Noch besser als Band 1
Das Reich der Sieben Höfe – Flammen und Finsternis„Flammen und Finsternis“ knüpft direkt an die Ereignisse von „Dornen und Rosen“ an – und es lohnt sich definitiv, die beiden Bände nicht mit zu großem Abstand zu lesen, da viele Details und Entwicklungen ...
„Flammen und Finsternis“ knüpft direkt an die Ereignisse von „Dornen und Rosen“ an – und es lohnt sich definitiv, die beiden Bände nicht mit zu großem Abstand zu lesen, da viele Details und Entwicklungen eng miteinander verknüpft sind.

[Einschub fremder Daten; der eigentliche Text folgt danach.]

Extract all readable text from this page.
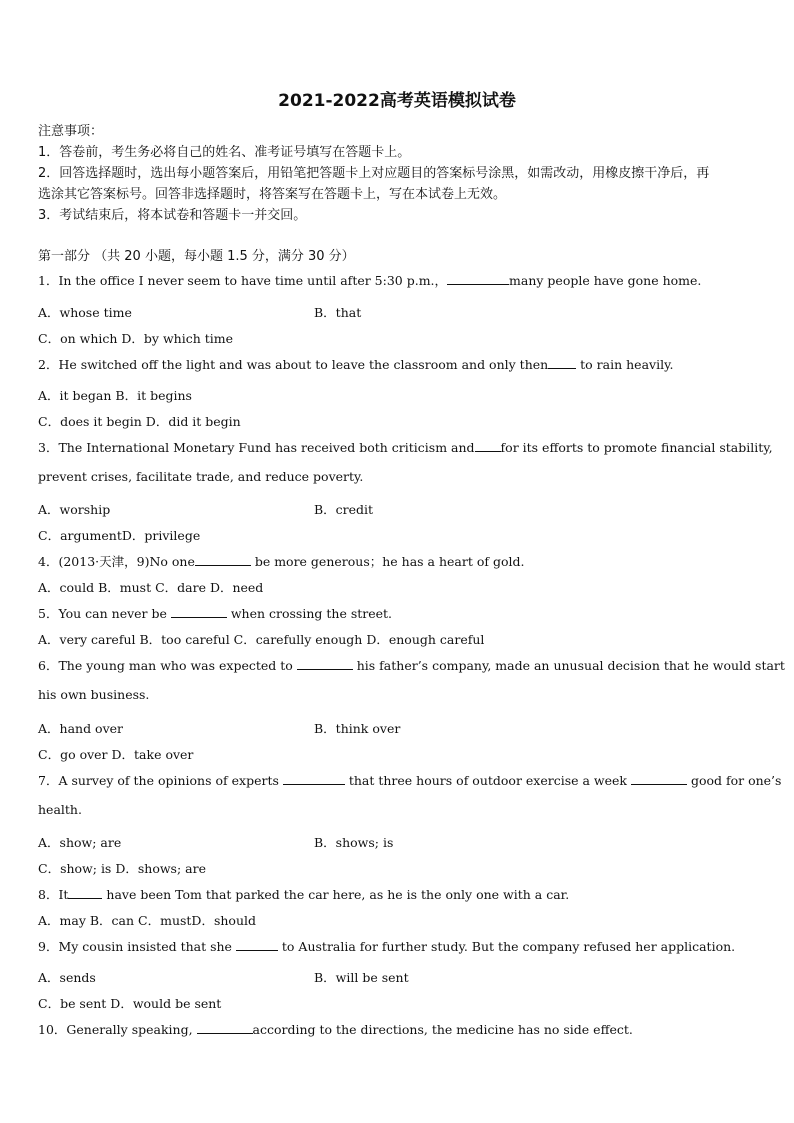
2021-2022高考英语模拟试卷
注意事项：
1．答卷前，考生务必将自己的姓名、准考证号填写在答题卡上。
2．回答选择题时，选出每小题答案后，用铅笔把答题卡上对应题目的答案标号涂黑，如需改动，用橡皮擦干净后，再
选涂其它答案标号。回答非选择题时，将答案写在答题卡上，写在本试卷上无效。
3．考试结束后，将本试卷和答题卡一并交回。
第一部分 （共 20 小题，每小题 1.5 分，满分 30 分）
1．In the office I never seem to have time until after 5:30 p.m.，	many people have gone home.
A．whose time	B．that
C．on which D．by which time
2．He switched off the light and was about to leave the classroom and only then to rain heavily.
A．it began B．it begins
C．does it begin D．did it begin
3．The International Monetary Fund has received both criticism and for its efforts to promote financial stability,
prevent crises, facilitate trade, and reduce poverty.
A．worship	B．credit
C．argumentD．privilege
4．(2013·天津，9)No one	be more generous；he has a heart of gold.
A．could B．must C．dare D．need
5．You can never be	when crossing the street.
A．very careful B．too careful C．carefully enough D．enough careful
6．The young man who was expected to	his father’s company, made an unusual decision that he would start
his own business.
A．hand over	B．think over
C．go over D．take over
7．A survey of the opinions of experts	that three hours of outdoor exercise a week	good for one’s
health.
A．show; are	B．shows; is
C．show; is D．shows; are
8．It	have been Tom that parked the car here, as he is the only one with a car.
A．may B．can C．mustD．should
9．My cousin insisted that she	to Australia for further study. But the company refused her application.
A．sends	B．will be sent
C．be sent D．would be sent
10．Generally speaking,	according to the directions, the medicine has no side effect.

Feyre kämpft nach den traumatischen Erlebnissen unter dem Berg mit schweren seelischen Folgen. Albträume, Schuldgefühle und ein erdrückendes Gefühl der Enge bestimmen ihren Alltag. Besonders schwierig ist für sie, dass Tamlin ihr zwar Sicherheit geben will, sie dabei aber zunehmend einschränkt und bevormundet. Sein Bedürfnis, sie zu beschützen, wird für Feyre immer mehr zu einem goldenen Käfig. Während ihre Beziehung daran zerbricht, tritt Rhysand – der geheimnisvolle High Lord des Nachthofs – stärker in ihr Leben. Durch den Pakt, der sie an ihn bindet, lernt sie nicht nur ihn besser kennen, sondern auch eine völlig neue Welt und letztlich sich selbst.
Im Gegensatz zum ersten Band, der stellenweise etwas ruhiger war, entwickelt „Flammen und Finsternis“ von Beginn an eine enorme Sogwirkung. Die Handlung ist dynamisch, emotional und voller Spannung. Besonders beeindruckend ist die Balance zwischen actionreichen Szenen, humorvollen Momenten und tiefgehenden emotionalen Entwicklungen. Sarah J. Maas gelingt es, all diese Elemente stimmig miteinander zu verweben.
Ihr Schreibstil ist erneut ein großes Highlight: bildhaft, atmosphärisch und detailreich, ohne jemals ermüdend zu wirken. Die Welt Prythian wird noch weiter ausgebaut und wirkt lebendiger denn je. Neue Orte, neue Höfe und neue Facetten der Fae machen das Worldbuilding besonders faszinierend.
Feyres Entwicklung steht im Mittelpunkt und ist bemerkenswert nachvollziehbar. Die selbstbewusste Kämpferin aus dem ersten Band ist zunächst kaum wiederzuerkennen – doch genau das macht ihre Figur so glaubwürdig. Ihre traumatischen Erfahrungen haben Spuren hinterlassen, und ihr Weg zurück zu sich selbst ist eindrucksvoll und authentisch dargestellt.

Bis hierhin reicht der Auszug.